Halloween or Horror Scene

Be careful what messages you send this spooky season
By Theresa Blume
Featured Columnist
Halloween is not really a holiday since we do not actually celebrate anything. Yet, it is a major event in this country. People do not need much reason to have fun. So we literally invented something out of some historic rumors.
From a sprinkling of assorted countries, it started long ago with a harvest festival where people sacrificed crops and animals, which explains the prevalence of scarecrows, hay stalks, corn, and pumpkins this season. Then in attempting to make Christianity “pagan-friendly,” people eased up on the sacrifices and proclaimed it a day to honor, or hallow, our departed loved ones. Catholics put lit candles on gravesites, which we connect today with cemeteries and skeletons on Halloween.
Superstition brought fear of loose souls and ghosts running around, and people used masks to hide from them. Meanwhile, enterprising poor people went to wealthy houses begging for food in return for praying for the rich’s dead relatives.
People began to anticipate beggars and made “soul cakes” ahead of time, hence our buying candy today in preparation for trick-or-treaters. Each country brought its own ingredients of their version, stirring up the “Halloween” recipe in the melting pot of America.
I thought Halloween was for kids given that when you reach that dreaded height people start asking, “Aren’t you a little old to be trick or treating?” as if I did not need my year’s worth of candy too. Thank goodness I had three kids I could send out. Apparently, adults want to have fun too because costumes are getting bigger, sexier, and scarier each year.
I think it is great that young and old can have fun with costumes, enjoy candy, meet the neighbors, and party. We need a break from stress when we can get it.
But how did “fun” become dressing up like a murderer with a chainsaw or a Jason character? Some people love displaying their dark side on Halloween.

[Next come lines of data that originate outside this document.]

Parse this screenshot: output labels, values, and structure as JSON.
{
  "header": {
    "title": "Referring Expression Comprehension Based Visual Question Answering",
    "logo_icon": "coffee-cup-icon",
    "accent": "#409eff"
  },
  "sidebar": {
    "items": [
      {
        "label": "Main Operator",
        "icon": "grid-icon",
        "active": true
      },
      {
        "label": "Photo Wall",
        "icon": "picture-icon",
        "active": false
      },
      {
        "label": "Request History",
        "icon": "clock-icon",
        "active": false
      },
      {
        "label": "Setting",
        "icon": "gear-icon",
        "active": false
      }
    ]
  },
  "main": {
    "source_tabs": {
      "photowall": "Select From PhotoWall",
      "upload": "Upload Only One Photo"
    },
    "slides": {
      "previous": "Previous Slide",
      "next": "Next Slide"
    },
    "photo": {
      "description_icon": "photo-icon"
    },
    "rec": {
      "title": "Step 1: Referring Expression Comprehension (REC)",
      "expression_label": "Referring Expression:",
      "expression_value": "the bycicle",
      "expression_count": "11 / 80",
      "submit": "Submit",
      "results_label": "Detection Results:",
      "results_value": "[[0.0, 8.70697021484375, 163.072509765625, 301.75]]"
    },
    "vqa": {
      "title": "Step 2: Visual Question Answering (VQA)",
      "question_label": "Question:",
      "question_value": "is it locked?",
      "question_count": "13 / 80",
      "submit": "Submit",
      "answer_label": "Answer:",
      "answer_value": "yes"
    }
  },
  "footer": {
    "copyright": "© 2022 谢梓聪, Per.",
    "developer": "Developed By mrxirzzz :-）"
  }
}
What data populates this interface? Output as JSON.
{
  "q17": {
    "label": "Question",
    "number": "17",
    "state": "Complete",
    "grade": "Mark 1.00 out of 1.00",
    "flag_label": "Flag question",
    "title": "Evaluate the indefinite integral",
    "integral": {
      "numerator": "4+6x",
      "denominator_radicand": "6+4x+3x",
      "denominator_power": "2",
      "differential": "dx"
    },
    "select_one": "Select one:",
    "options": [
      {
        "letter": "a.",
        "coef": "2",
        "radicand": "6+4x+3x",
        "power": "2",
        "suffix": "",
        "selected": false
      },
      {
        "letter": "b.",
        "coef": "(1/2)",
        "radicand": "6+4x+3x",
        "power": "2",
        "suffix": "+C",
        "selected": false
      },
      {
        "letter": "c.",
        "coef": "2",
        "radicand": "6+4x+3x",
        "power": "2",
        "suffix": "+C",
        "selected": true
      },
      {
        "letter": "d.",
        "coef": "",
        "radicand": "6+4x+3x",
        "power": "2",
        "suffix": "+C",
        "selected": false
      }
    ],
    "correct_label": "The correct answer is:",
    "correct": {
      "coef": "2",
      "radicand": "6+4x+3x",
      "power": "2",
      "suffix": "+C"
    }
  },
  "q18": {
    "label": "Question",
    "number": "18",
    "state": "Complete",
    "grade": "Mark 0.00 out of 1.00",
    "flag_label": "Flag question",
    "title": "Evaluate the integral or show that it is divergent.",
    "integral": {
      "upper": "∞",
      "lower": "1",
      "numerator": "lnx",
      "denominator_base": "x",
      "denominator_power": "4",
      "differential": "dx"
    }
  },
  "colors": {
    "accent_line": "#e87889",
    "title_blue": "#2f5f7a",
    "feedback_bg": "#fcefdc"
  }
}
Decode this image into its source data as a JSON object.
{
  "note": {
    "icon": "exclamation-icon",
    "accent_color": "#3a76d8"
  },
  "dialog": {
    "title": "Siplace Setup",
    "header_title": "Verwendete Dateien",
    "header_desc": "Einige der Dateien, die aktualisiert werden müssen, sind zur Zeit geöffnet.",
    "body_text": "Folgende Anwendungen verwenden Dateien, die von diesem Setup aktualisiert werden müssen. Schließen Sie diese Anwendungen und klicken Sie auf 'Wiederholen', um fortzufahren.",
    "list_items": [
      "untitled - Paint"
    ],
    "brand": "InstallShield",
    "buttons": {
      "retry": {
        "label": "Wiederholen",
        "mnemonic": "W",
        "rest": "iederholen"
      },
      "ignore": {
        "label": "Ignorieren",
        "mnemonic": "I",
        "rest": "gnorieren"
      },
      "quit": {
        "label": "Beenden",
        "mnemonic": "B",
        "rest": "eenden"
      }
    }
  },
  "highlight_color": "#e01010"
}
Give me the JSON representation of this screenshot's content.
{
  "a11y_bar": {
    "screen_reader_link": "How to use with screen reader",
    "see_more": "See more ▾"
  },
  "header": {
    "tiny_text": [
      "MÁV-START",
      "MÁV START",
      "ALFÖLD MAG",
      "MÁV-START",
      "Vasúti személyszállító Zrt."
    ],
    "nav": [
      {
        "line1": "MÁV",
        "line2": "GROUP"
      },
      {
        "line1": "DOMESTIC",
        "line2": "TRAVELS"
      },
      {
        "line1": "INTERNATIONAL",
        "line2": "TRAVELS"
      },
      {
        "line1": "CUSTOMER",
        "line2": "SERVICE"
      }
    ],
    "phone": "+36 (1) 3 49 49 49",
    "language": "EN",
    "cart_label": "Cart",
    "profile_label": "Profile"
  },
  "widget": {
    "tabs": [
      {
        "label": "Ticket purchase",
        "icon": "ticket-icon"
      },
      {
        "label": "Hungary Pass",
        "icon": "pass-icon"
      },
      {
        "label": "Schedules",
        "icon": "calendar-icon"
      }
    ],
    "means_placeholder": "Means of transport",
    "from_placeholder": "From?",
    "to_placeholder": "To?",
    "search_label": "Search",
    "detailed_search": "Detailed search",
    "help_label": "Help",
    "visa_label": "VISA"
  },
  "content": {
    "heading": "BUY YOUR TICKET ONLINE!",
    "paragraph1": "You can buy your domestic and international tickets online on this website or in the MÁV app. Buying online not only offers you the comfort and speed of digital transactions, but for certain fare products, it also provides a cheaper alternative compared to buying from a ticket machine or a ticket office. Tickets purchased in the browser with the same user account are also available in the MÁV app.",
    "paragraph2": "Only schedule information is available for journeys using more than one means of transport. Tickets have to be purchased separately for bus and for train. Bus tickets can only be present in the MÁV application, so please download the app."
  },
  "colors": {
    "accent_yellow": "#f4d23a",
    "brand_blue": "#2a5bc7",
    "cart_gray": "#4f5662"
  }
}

There is a part of us that likes to do what we know is wrong, and some think that Halloween is a good time to display that side. I think we mistook the cemetery business of honoring—hallowing—the dead and instead connected horror and gruesome violence with Halloween.
We need to be aware that we are always influencing someone whether we have children or not. Take a look at today’s news, and it is plain to see that we have opened Pandora’s Box.
There are many things that contribute to being indifferent toward violence, but when we let our guard down, even for a night, it adds to the messages our next generation is getting. What will your message be this Halloween night?